Netflix Starts Streaming Videos In Less Data-Hungry AV1 Codec

Featured image for Netflix Starts Streaming Videos In Less Data-Hungry AV1 Codec

Netflix is rolling out AV1 video codec support in its Android app, the company announced earlier this week. The new codec provides 20 percent more compression efficiency over Google’s VP9, which the world’s biggest streaming giant uses currently.

Subscribers “who wish to reduce their cellular data usage” can enable AV1 by turning on the ‘Save Data’ feature. You can do so through the Cellular Data Usage menu in the App Settings.

Note that only “select titles” are currently available to stream in AV1. Netflix doesn’t detail exactly which titles are supported.

Moving forward, the company plans to roll out AV1 on all of its platforms. It will also be expanded to more use cases as “codec performance improves over time.” The streaming giant says it’s working with device and chipset makers to extend this into hardware.

Netflix uses the open-source dav1d decoder by the VideoLAN and FFmpeg communities to support AV1 on Android. The company doesn’t tell how many Android devices support the new codec though.

It also doesn’t specify if there are any hardware requirements. It is unclear if the AV1-encoded Netflix videos will have any impact on the battery life of smartphones either.

Netflix rolls out AV1 codec

AV1 is a royalty-free video coding format developed together by some of the major players of the tech industry.

The group, which is called Alliance for Open Media (AOMedia), includes Google, Netflix, Samsung, Microsoft, Facebook, Apple, Amazon, and several other biggies as its founding members. AOMedia was founded in 2015, and they revealed the fruits of their labor as the AV1 codec in March 2018.

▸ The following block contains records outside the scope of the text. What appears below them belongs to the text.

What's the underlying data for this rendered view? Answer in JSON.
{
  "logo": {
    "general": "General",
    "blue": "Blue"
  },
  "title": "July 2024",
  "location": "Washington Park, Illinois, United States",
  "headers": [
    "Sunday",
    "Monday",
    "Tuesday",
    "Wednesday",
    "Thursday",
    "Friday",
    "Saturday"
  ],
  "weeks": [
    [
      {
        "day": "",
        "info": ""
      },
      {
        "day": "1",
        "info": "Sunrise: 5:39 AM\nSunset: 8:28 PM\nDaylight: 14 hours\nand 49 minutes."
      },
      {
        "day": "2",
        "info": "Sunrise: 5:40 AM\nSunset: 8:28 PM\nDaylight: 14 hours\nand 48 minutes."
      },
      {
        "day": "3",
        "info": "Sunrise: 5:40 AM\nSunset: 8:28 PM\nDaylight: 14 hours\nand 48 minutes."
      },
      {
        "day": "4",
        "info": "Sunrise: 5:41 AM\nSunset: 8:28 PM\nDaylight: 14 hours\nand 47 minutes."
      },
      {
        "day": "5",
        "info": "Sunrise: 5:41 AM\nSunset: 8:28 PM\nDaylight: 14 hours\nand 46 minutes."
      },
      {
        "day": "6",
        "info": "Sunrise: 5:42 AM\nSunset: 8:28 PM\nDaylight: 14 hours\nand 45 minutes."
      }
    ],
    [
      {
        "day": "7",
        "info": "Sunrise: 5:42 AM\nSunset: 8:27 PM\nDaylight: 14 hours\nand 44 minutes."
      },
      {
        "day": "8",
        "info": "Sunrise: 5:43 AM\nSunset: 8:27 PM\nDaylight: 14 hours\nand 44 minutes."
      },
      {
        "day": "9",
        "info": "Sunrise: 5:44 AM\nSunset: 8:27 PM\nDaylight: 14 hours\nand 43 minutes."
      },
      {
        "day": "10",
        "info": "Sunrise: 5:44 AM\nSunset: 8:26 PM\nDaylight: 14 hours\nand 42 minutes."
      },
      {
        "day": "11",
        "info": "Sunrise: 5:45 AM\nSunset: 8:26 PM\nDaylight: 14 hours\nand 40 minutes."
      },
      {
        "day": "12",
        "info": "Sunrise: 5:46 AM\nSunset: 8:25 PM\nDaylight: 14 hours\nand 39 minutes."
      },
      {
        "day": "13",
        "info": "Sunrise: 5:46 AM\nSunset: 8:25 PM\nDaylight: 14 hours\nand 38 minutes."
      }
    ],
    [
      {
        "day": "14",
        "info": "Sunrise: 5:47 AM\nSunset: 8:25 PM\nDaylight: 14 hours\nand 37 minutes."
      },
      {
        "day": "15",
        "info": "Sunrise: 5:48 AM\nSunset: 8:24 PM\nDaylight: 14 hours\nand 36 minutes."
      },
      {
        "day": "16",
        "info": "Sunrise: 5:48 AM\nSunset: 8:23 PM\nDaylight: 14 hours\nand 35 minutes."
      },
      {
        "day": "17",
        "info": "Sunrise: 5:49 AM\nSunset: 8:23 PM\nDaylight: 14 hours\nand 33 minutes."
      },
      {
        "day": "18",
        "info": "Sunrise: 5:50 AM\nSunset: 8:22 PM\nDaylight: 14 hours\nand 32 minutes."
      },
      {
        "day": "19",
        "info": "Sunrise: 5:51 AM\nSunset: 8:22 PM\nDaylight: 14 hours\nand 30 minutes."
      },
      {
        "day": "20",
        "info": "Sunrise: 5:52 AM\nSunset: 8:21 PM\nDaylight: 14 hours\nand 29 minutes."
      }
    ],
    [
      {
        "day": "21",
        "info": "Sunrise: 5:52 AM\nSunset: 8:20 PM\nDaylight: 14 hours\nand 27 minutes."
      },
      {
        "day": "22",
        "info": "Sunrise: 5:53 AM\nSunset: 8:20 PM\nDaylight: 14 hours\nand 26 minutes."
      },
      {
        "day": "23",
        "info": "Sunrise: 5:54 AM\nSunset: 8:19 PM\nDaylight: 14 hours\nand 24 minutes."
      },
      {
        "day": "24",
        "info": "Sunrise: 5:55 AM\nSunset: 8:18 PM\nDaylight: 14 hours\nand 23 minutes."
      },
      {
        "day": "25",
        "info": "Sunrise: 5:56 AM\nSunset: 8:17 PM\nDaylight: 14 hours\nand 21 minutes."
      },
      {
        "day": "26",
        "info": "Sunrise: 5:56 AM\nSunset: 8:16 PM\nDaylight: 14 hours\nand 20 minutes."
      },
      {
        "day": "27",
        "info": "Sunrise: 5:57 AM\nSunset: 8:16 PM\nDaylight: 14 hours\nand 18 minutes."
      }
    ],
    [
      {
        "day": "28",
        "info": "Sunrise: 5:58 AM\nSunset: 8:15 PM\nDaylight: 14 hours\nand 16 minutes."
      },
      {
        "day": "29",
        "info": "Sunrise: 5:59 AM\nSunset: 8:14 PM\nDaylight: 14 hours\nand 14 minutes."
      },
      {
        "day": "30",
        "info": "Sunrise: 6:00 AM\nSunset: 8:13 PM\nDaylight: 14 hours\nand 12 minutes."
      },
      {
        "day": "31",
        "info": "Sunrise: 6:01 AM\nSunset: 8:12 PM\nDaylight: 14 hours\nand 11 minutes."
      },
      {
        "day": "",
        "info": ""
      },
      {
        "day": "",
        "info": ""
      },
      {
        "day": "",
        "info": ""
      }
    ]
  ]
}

This royalty-free codec, which also consumes less mobile data, was supposed to gain universal support quickly. However, two years on, things aren’t really that promising. AV1 adoption has been surprisingly slow.

Though AV1 streaming is already available on YouTube, it is more or less capped to 480p. You can prefer to always use AV1 under the settings for Playback and Performance, but Google warns that it requires a “powerful computer.”

Netflix now restricting its use to the “Save Data” feature, which again compromises with picture quality, suggests that the codec is still in its early stages, possibly limited by hardware. Nevertheless, this move by the streaming giant should significantly help the codec gain wider adoption.

“In the spirit of making AV1 widely available, we are sponsoring an open-source effort to optimize 10-bit performance further and make these gains available to all,” the company said in its blog post.